"Francis Kéré. Radically Simple" in der Pinakothek der Moderne

"Hier ist man verwöhnt, hier hat man alles"

von Christa Sigg

"Lycée Schorge" Qugadougou, Burkina Faso, 2016. Daniel Schwartz / Gran Horizonte Media

Der Architekt Francis Kéré (51) aus Burkina Faso, der sein Studium an der TU Berlin mit dem Bau einer Grundschule in seinem Heimatdorf Gando abgeschlossen hat, steht wie kaum ein anderer für den Wandel in der Architektur. In der Hauptstadt Ougadougou baut er gerade das Parlament. In der Pinakothek der Moderne wird seine Arbeit der letzten 15 Jahre vorgestellt.

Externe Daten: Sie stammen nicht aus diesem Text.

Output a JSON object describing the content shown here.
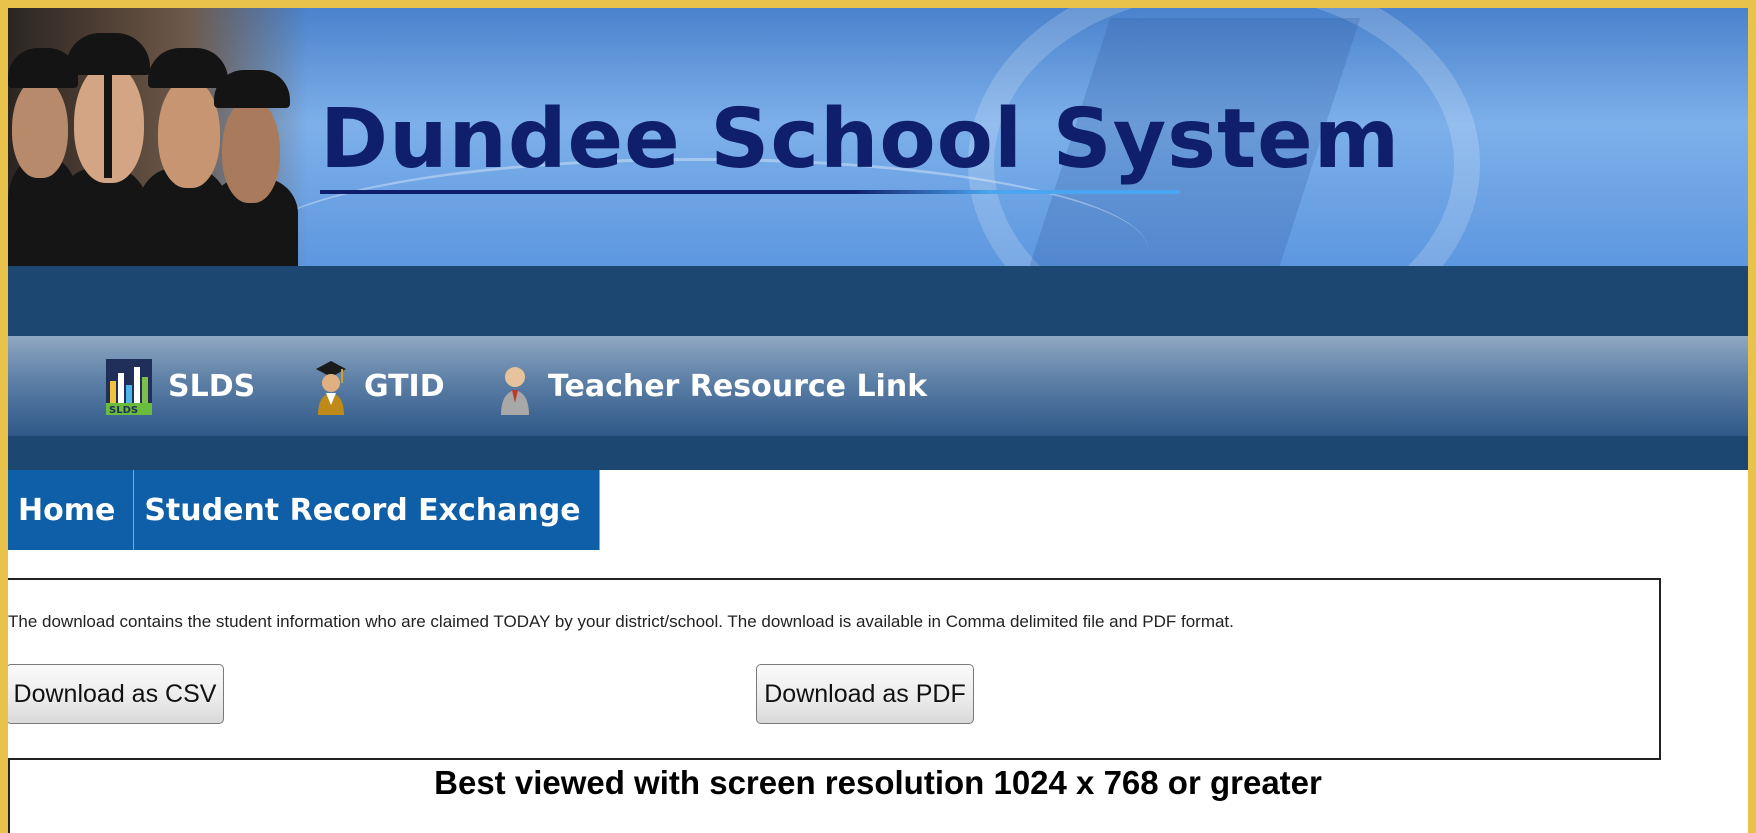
{
  "site": {
    "title": "Dundee School System"
  },
  "nav": {
    "items": [
      {
        "label": "SLDS",
        "icon": "slds-icon"
      },
      {
        "label": "GTID",
        "icon": "graduate-icon"
      },
      {
        "label": "Teacher Resource Link",
        "icon": "teacher-icon"
      }
    ]
  },
  "tabs": [
    {
      "label": "Home"
    },
    {
      "label": "Student Record Exchange"
    }
  ],
  "content": {
    "info_text": "The download contains the student information who are claimed TODAY by your district/school. The download is available in Comma delimited file and PDF format.",
    "csv_button": "Download as CSV",
    "pdf_button": "Download as PDF"
  },
  "footer": {
    "note": "Best viewed with screen resolution 1024 x 768 or greater"
  },
  "colors": {
    "outer_border": "#e8c24a",
    "title": "#0f1f6b",
    "nav_dark": "#1b4770",
    "tab_bg": "#0f5fa8"
  }
}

Er weiß, wie aus dem Nichts etwas entsteht. Francis Kéré hat das in seiner afrikanischen Heimat mit Schulen und Krankenhäusern bewiesen. Gute Ideen und die Gemeinschaft ersetzen dort das Geld. Damit wäre Kéré für das finanziell gebeutelte Berlin eigentlich der richtige Mann. Jetzt soll er auf einem Hangar des Flughafens Tempelhof erst einmal ein mobiles Theater für die Volksbühne entwickeln. Kéré hat schon Ambitionierteres wie etwa Christoph Schlingensiefs Operndorf-Projekt in Burkina Faso gestemmt. Unter dem vielsagenden Titel „Radically Simple“ richtet ihm das Architekturmuseum in der Pinakothek der Moderne eine umfassende Werkschau aus.

Herr Kéré, jetzt geht’s in Deutschland richtig los. Sie werden in Mannheim und Münster ehemalige US-Kasernen umbauen, und in Berlin folgt gleich der nächste Coup.

FRANCIS KÉRÉ: Na, ich bin ja auch ein deutscher Architekt, hier wurde ich ausgebildet, mein Büro ist in Berlin – übrigens keine zehn Minuten vom Flughafen entfernt. Und dass nun Chris Dercon, der künftige Intendant, mit mir ein temporäres Theater machen will, ist doch eine wunderbare Sache. Die Volksbühne hat eine so traditionsreiche Geschichte, da will man gerne dabei sein.

Wo sind die Bauherren schwieriger zufrieden zu stellen, in Afrika oder Europa?

In Europa. Die Sache ist simpel: In Burkina Faso überlebt eine Lehmwand keine Regenzeit. Wenn Sie es schaffen, dort ein Gebäude zu bauen, das über Jahre unverändert steht, machen Sie einen Bauherren sehr, sehr glücklich. Hier ist man verwöhnt, hier hat man alles.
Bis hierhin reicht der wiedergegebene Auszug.